HNBR is a specialty rubber with very good resistance to heat, ozone, chemicals, and oil, suiting it well to automotive applications, cable coverings, and various mechanical rubber goods. Until recently, HNBR ranged in Mooney viscosity from 55 to 105. But Therban AT has a 39 Mooney, which allows it to be injection molded into large parts at lower pressures and even into larger and more complex parts than previously possible with HNBR, according to Dr. Boudewijn van Lent, v.p. of Lanxess’ Technical Rubber Products for North America. Examples of potential applications would be progressive-cavity pumps and blow-out preventers for oil wells. The latter can contain up to 500 lb of molded rubber.
Thermoplastic molders are working with Lanxess on two-shot overmolding of rigid nylon parts with an integral rubber gasket. Up to now, rubber/plastic molding has used mainly silicone rubber.

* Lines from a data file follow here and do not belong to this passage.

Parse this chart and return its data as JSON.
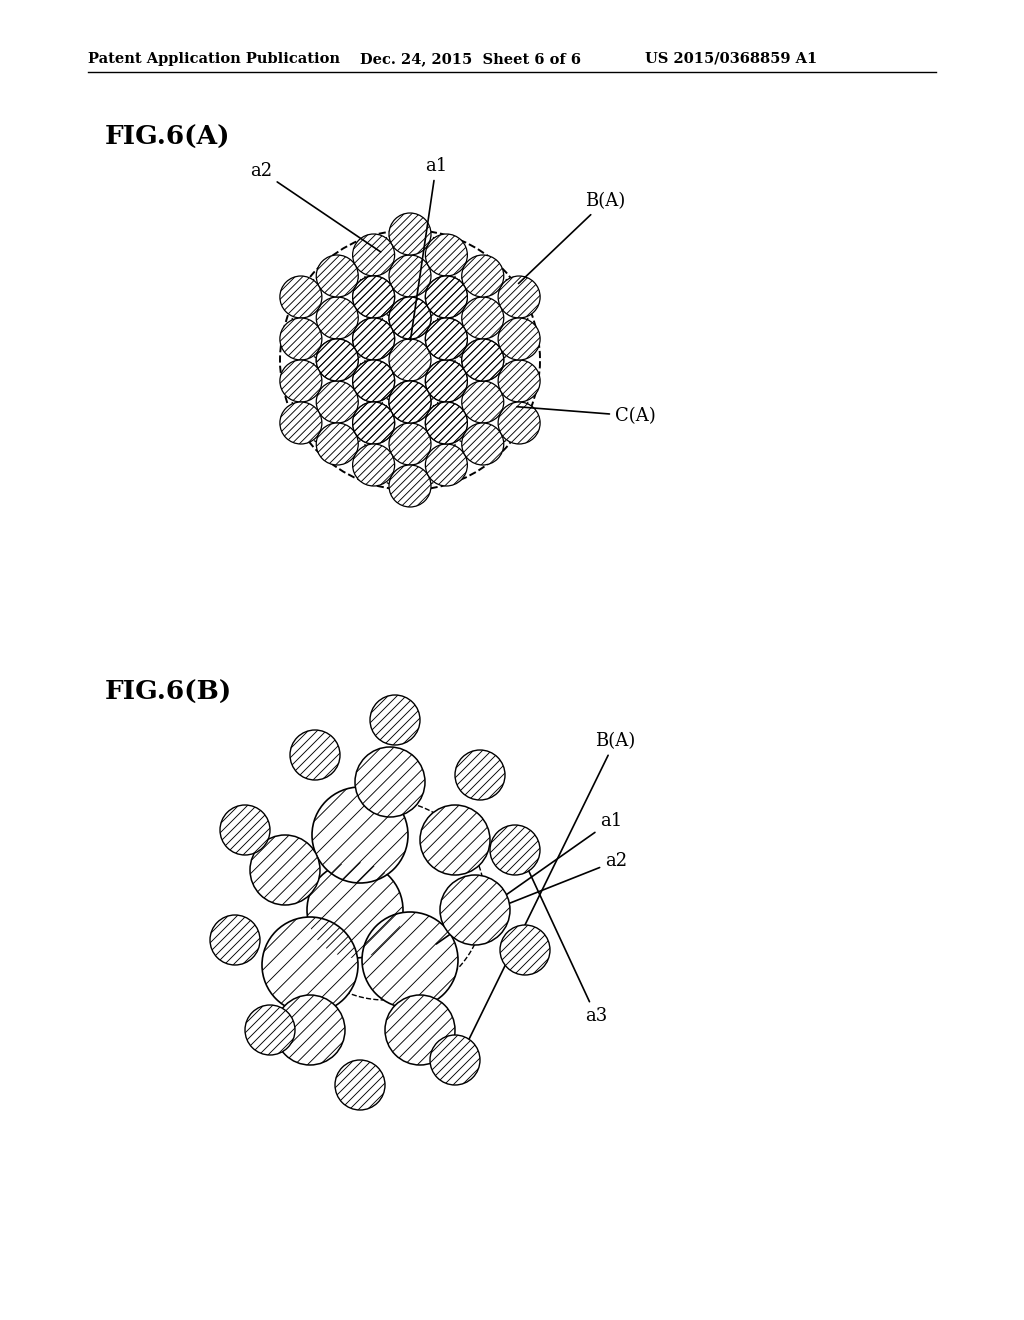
{
  "header_left": "Patent Application Publication",
  "header_mid": "Dec. 24, 2015  Sheet 6 of 6",
  "header_right": "US 2015/0368859 A1",
  "fig_a_label": "FIG.6(A)",
  "fig_b_label": "FIG.6(B)",
  "background": "#ffffff"
}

Unlike silicone, HNBR has good adhesion to nylon, but its high viscosity made overmolding difficult. Therban AT overcomes that problem, and Lanxess is working with several molders to exploit this compatibility in parts such as an oil filter.
Another new development from Lanxess is the use of neodymium (Nd) catalysts to produce polybutadiene rubber for HIPS. This NdBR was introduced last year and has demonstrated higher toughening efficiency in HIPS. Therefore, around 20% less rubber can be used, according to Tim Rae, head of polybutadiene rubber marketing and logistics for North America. This cost saving prompted quick adoption by HIPS producers in Europe and South America, and U.S. suppliers are evaluating NdBR as well.
The material has the further advantage of gel levels inherently lower than standard butadiene rubbers used in HIPS, which is important to the aesthetic quality of HIPS extruded sheet. NdBR could offer similar advantages in other styrenics such as ABS, though this has not yet been tested.
Also new from Lanxess is a unique high-isoprene butyl rubber that contains up to four times as much isoprene as regular butyl rubber. It was developed especially for tire treads, where it can improve wet traction and abrasion resistance. However, Lanxess believes it has interesting potential as a component of thermoplastic elastomers and thermoplastic nanocomposites. “We believe it may offer some unique properties and improved processability,” said Dr. Ralf I. Schenkel, head of global R&D for butyl rubber in Sarnia, Ont.